Exigeant et perfectionniste, Killian Alaari « fait de la chanson comme il aurait pu faire autre chose ». Créatif au sens large, il a décidé il y a déjà plusieurs années de se lancer dans une carrière musicale. Mais l’écriture tient, depuis toujours, une place importante dans sa vie. Les clichés du rappeur le poussent à imaginer affalé sur un canapé, un cahier à la main, à noircir des pages de propos enragés, le quotidien de Killian est bien différent. Entre deux concerts, le jeune homme se consacre à la rédaction d’une thèse sur la transition énergétique dans le cadre de son doctorat de Géographie. Rien que ça. Hyperactif, il a besoin de créer pour se sentir vivant. Avant de signer des paroles de chansons, c’est à travers l’écriture de poèmes qu’il communiquait ses coups de cœur et ses coups de blues.

 

 

Un micro à la main, le Niçois s’est finalement trouvé.
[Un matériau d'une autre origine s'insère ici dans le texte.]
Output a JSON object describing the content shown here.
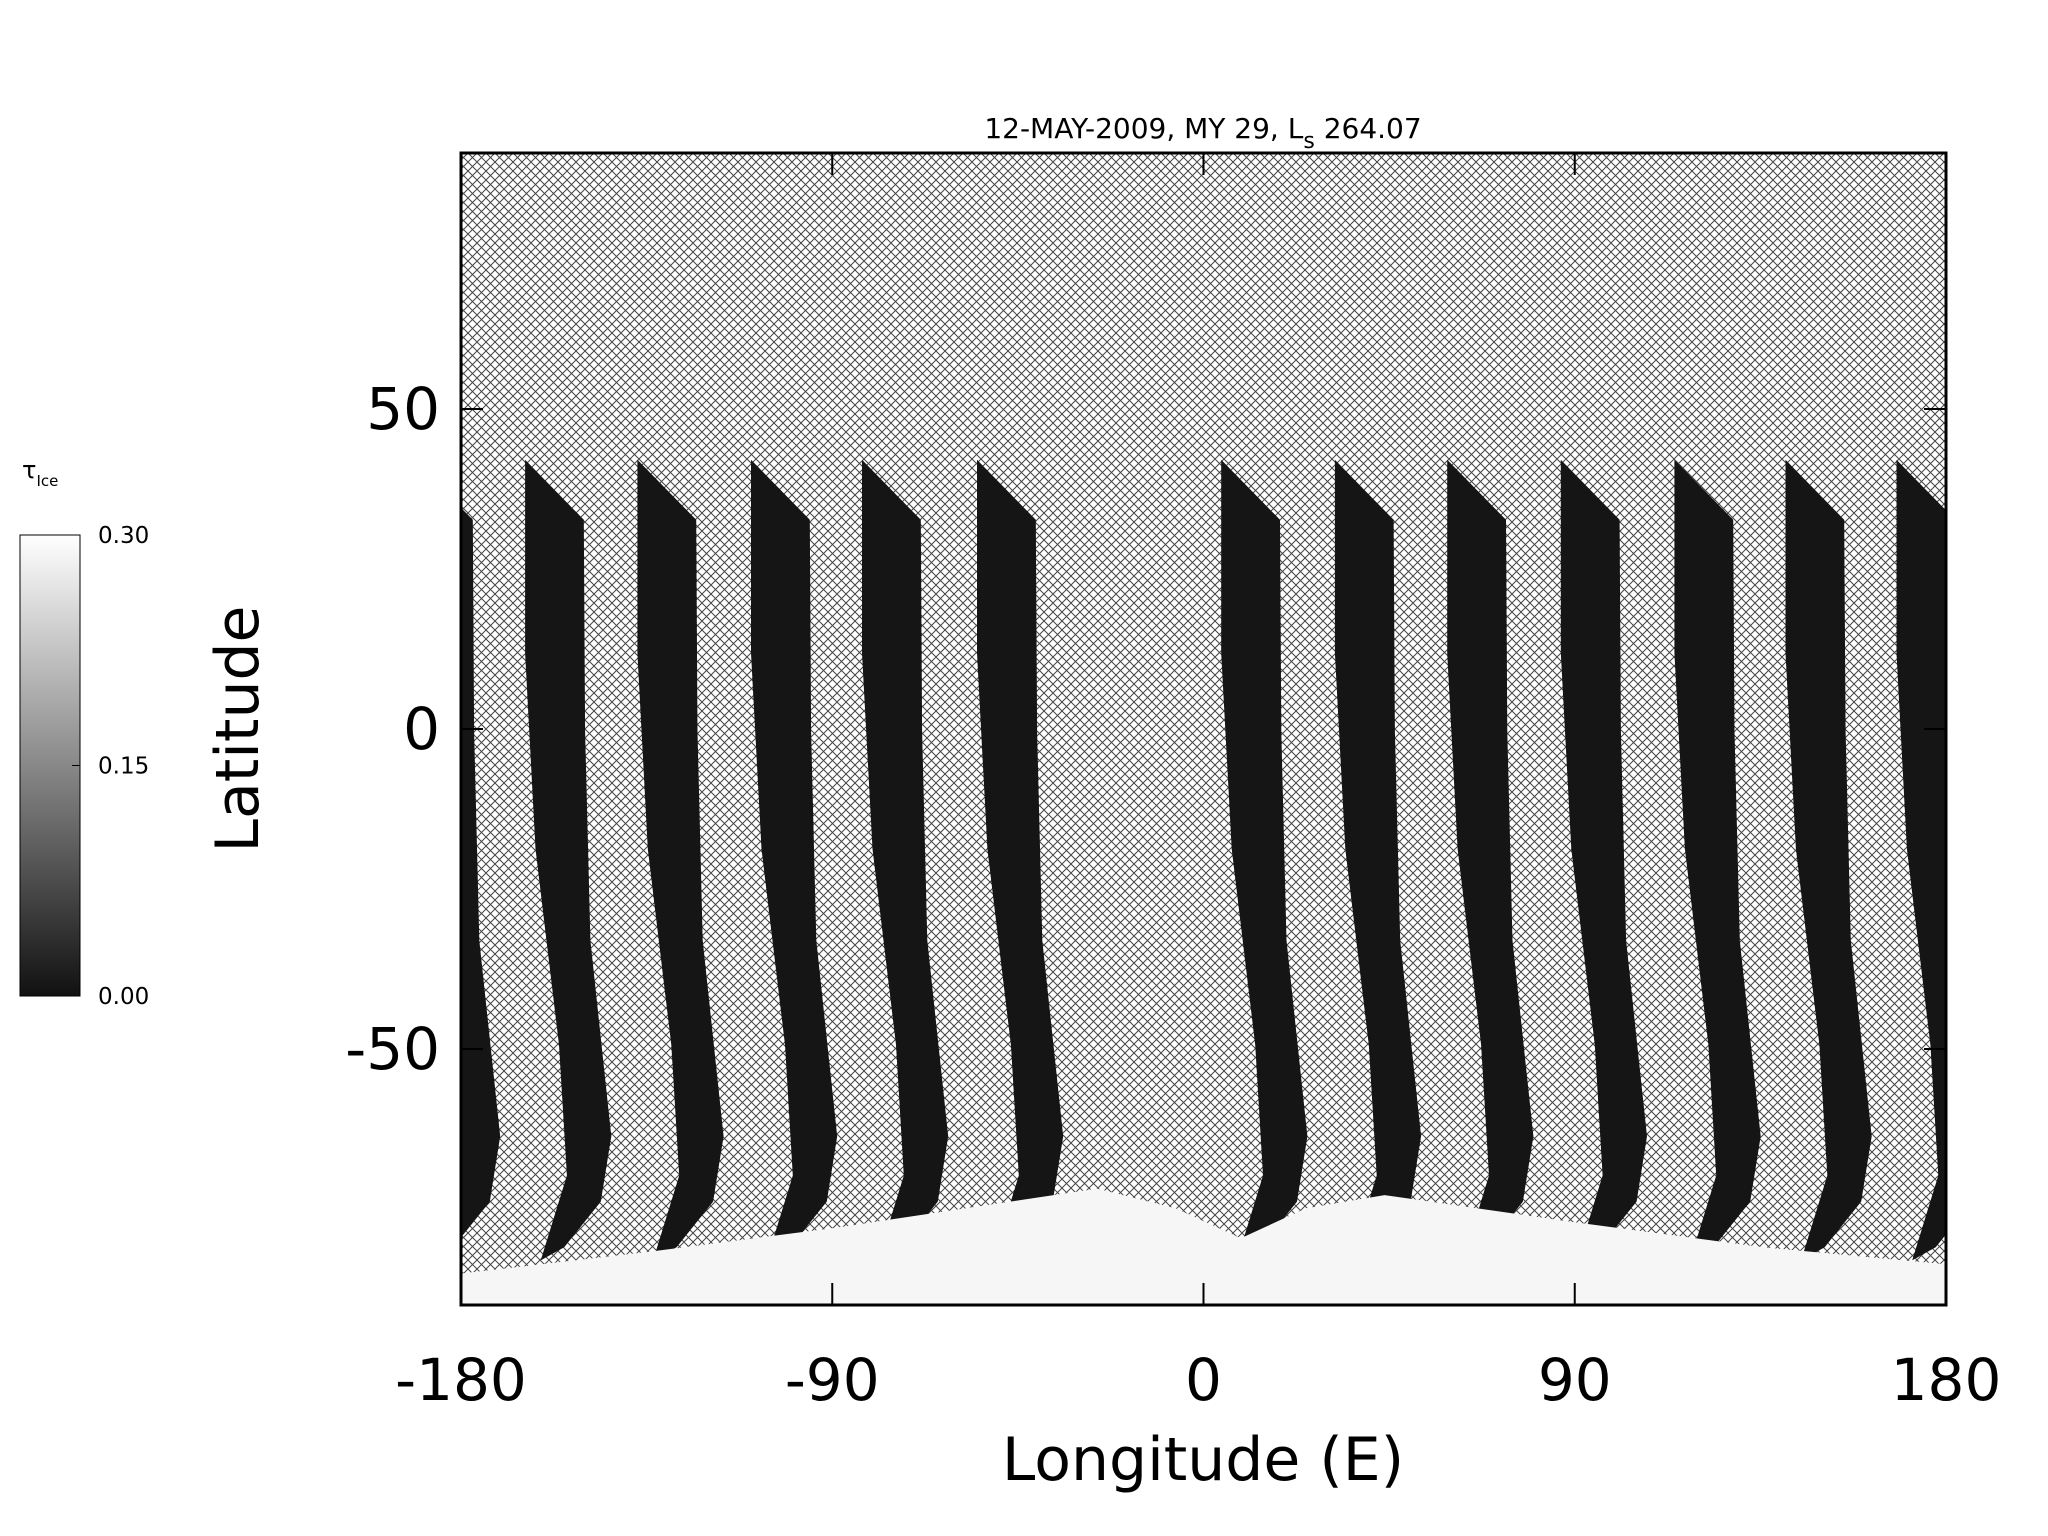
{
  "chart_data": {
    "type": "map",
    "title": "12-MAY-2009, MY 29,  L",
    "title_subscript": "s",
    "title_suffix": " 264.07",
    "x_label": "Longitude (E)",
    "y_label": "Latitude",
    "xlim": [
      -180,
      180
    ],
    "xticks": [
      -180,
      -90,
      0,
      90,
      180
    ],
    "ylim": [
      -90,
      90
    ],
    "yticks": [
      -50,
      0,
      50
    ],
    "colorbar_label": "τ",
    "colorbar_label_subscript": "Ice",
    "colorbar_lim": [
      0,
      0.3
    ],
    "colorbar_ticks": [
      {
        "value": 0,
        "label": "0.00"
      },
      {
        "value": 0.15,
        "label": "0.15"
      },
      {
        "value": 0.3,
        "label": "0.30"
      }
    ],
    "colormap": [
      "#111111",
      "#ffffff"
    ]
  }
}
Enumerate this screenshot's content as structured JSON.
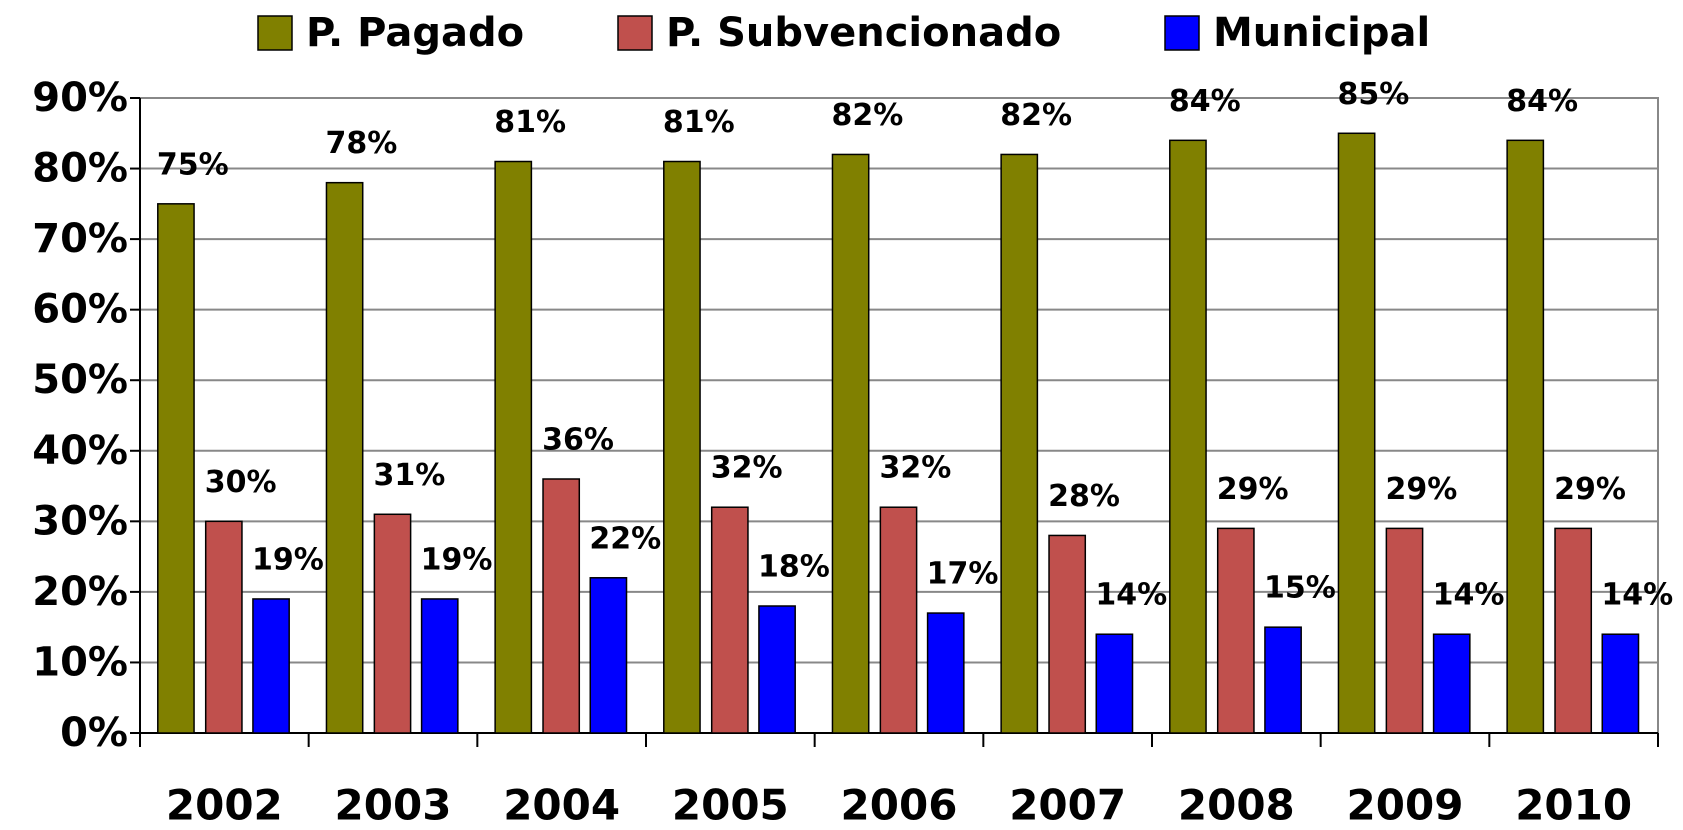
{
  "chart_data": {
    "type": "bar",
    "categories": [
      "2002",
      "2003",
      "2004",
      "2005",
      "2006",
      "2007",
      "2008",
      "2009",
      "2010"
    ],
    "series": [
      {
        "name": "P. Pagado",
        "color": "#808000",
        "values": [
          75,
          78,
          81,
          81,
          82,
          82,
          84,
          85,
          84
        ],
        "value_labels": [
          "75%",
          "78%",
          "81%",
          "81%",
          "82%",
          "82%",
          "84%",
          "85%",
          "84%"
        ]
      },
      {
        "name": "P. Subvencionado",
        "color": "#c0504d",
        "values": [
          30,
          31,
          36,
          32,
          32,
          28,
          29,
          29,
          29
        ],
        "value_labels": [
          "30%",
          "31%",
          "36%",
          "32%",
          "32%",
          "28%",
          "29%",
          "29%",
          "29%"
        ]
      },
      {
        "name": "Municipal",
        "color": "#0000ff",
        "values": [
          19,
          19,
          22,
          18,
          17,
          14,
          15,
          14,
          14
        ],
        "value_labels": [
          "19%",
          "19%",
          "22%",
          "18%",
          "17%",
          "14%",
          "15%",
          "14%",
          "14%"
        ]
      }
    ],
    "ylim": [
      0,
      90
    ],
    "yticks": [
      {
        "value": 0,
        "label": "0%"
      },
      {
        "value": 10,
        "label": "10%"
      },
      {
        "value": 20,
        "label": "20%"
      },
      {
        "value": 30,
        "label": "30%"
      },
      {
        "value": 40,
        "label": "40%"
      },
      {
        "value": 50,
        "label": "50%"
      },
      {
        "value": 60,
        "label": "60%"
      },
      {
        "value": 70,
        "label": "70%"
      },
      {
        "value": 80,
        "label": "80%"
      },
      {
        "value": 90,
        "label": "90%"
      }
    ],
    "grid": true,
    "legend": "top"
  }
}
Il s’est fait un nom et enchaîne aujourd’hui les sessions en studio pour finaliser “Post Movement”, son nouvel album qui devrait voir le jour dans le courant de l’hiver. Bien décidé à ne jamais rien laisser au hasard, le chanteur pense chaque projet dans sa globalité. « J’ai souvent un clip en tête avant même d’écrire une chanson ». A ses yeux, l’esthétique dans son ensemble est très importante. Son obsession ? La note et le mot qui tombent juste, l’image qui frappera fort. Inspiré du hip hop et des sonorités africaines, Killian parle de sa famille, de ses angoisses et de ses rêves. « Aujourd’hui je ne fais plus les choses pour convaincre. Je fais ce que j’aime ». Voix douce mais flow cinglant, le chanteur n’a pas fini d’imposer son timbre sur scène comme sur les ondes.